Prostate Cancer Treatment

As with any potentially serious decision, the best course of action is to take no action until you are fully informed about your situation. Prostate cancer usually advances relatively slowly compared to other cancers, and in general there is no need to rush into any decisions.

In particular you should ask about your prostate cancer's grade and stage, as when you look at your options you'll see these make a real difference to the treatments available to you.

Don't dash into rash action, because you need to fully appreciate the consequences of what you're deciding; the side effects of many treatments are not fully predictable and can have dramatic, sometimes distressing, consequences for your quality of life.

As with all diseases, your treatment for prostate cancer will depend on a number of factors such as your age and whether the cancer has spread and if so, how far. Below we give a brief outline of the various treatments currently available and others that may be here soon. Be sure to discuss everything with your doctor.


Active monitoring ("Watchful Waiting")

Sometimes, particularly for slow-growing tumours, no treatment, just active monitoring or "watchful waiting" is the best course of action. "Watchful waiting" means closely monitoring a patient’s condition without giving any treatment until symptoms appear or change.

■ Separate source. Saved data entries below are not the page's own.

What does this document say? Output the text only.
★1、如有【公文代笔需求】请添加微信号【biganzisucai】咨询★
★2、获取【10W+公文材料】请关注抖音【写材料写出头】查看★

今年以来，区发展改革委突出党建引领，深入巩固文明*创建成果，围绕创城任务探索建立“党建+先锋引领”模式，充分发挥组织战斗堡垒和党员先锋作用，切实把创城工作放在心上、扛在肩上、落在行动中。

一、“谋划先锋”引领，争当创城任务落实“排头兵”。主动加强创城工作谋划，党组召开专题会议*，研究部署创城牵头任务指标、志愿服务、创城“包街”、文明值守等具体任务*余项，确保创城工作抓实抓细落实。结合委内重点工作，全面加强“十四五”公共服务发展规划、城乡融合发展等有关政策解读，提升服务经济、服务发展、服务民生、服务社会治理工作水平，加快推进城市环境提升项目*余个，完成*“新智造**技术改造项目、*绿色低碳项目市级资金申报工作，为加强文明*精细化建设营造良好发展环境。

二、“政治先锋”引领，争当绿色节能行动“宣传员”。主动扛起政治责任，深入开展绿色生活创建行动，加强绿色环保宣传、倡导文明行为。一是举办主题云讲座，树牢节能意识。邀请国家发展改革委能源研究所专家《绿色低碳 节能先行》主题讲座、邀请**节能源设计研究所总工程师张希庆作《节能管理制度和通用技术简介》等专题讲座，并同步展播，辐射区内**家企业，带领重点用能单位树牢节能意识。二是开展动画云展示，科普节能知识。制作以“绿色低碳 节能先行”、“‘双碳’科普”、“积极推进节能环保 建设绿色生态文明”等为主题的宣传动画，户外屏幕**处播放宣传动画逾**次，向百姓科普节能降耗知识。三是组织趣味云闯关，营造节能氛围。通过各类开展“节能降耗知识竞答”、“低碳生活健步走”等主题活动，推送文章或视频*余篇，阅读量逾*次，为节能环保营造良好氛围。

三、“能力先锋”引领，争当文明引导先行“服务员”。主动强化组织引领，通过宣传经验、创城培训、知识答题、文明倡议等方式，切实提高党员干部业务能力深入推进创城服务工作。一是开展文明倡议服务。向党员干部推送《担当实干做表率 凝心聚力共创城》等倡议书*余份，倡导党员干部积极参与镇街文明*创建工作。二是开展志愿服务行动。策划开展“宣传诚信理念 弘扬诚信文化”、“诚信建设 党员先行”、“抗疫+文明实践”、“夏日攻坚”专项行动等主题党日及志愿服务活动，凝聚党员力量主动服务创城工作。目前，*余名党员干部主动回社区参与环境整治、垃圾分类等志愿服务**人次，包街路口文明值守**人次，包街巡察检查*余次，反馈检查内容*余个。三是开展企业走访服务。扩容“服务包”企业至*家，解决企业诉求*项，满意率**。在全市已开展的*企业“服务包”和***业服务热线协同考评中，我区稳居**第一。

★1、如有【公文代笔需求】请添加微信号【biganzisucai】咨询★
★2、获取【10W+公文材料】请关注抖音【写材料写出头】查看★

It is popular with men over 70, sometimes with other medical problems, who.have been diagnosed with low grade or early-stage prostate cancers. If you're younger and only have a lowest grade cancer you may want to go this way, at least for a while, for life-style or family reasons. However, some experts say that even slow growing cancers may progress quickly and affect a man's health.


Surgery

Surgery is a common treatment for prostate cancer, but has unavoidable side-effects that might be distressing. It is most suitable for otherwise healthy men (usually, those under 70) whose cancer has not spread beyond the prostate. It involves four to five days in hospital and another four to six weeks recuperating at home.

Pelvic lymphadenectomy:

This is a surgical procedure to remove the lymph nodes in the pelvis to see whether the prostate cancer has spread to them. A pathologist views the tissue under a microscope to look for cancer cells. If the lymph nodes contain cancer, the doctor will not remove the prostate as the cancer is then deemed to be surgically inoperable and may recommend other treatment.

Radical prostatectomy:

The most common technique is a radical prostatectomy. This is a major operation, which removes the whole of the prostate, seminal vesicles and nearby lymph nodes. There are two types of radical prostatectomy:

Transurethral resection of the prostate (TURP):

A surgical procedure to remove tissue from the prostate using a resectoscope (a thin, lighted tube with a cutting tool) inserted through the urethra. This procedure is sometimes done to relieve symptoms caused by a tumour before other cancer treatment is given. Transurethral resection of the prostate may also be done in men who cannot have a radical prostatectomy because of age or illness.

Side-effects:

Impotence and leakage of urine from the bladder or stool from the rectum may occur in men treated with surgery. The risk of impotence (inability to get an erection) can be as high as 70%, while the risk of incontinence (inability to fully control leakage of urine) can range from 2% to as high as 30%.

Some specialists offer “nerve sparing” and “nerve grafting” procedures during surgery to minimise the risk of impotence. This type of surgery may save the nerves that control erection. However, men with large tumours or tumours that are very close to the nerves may not be able to have this surgery.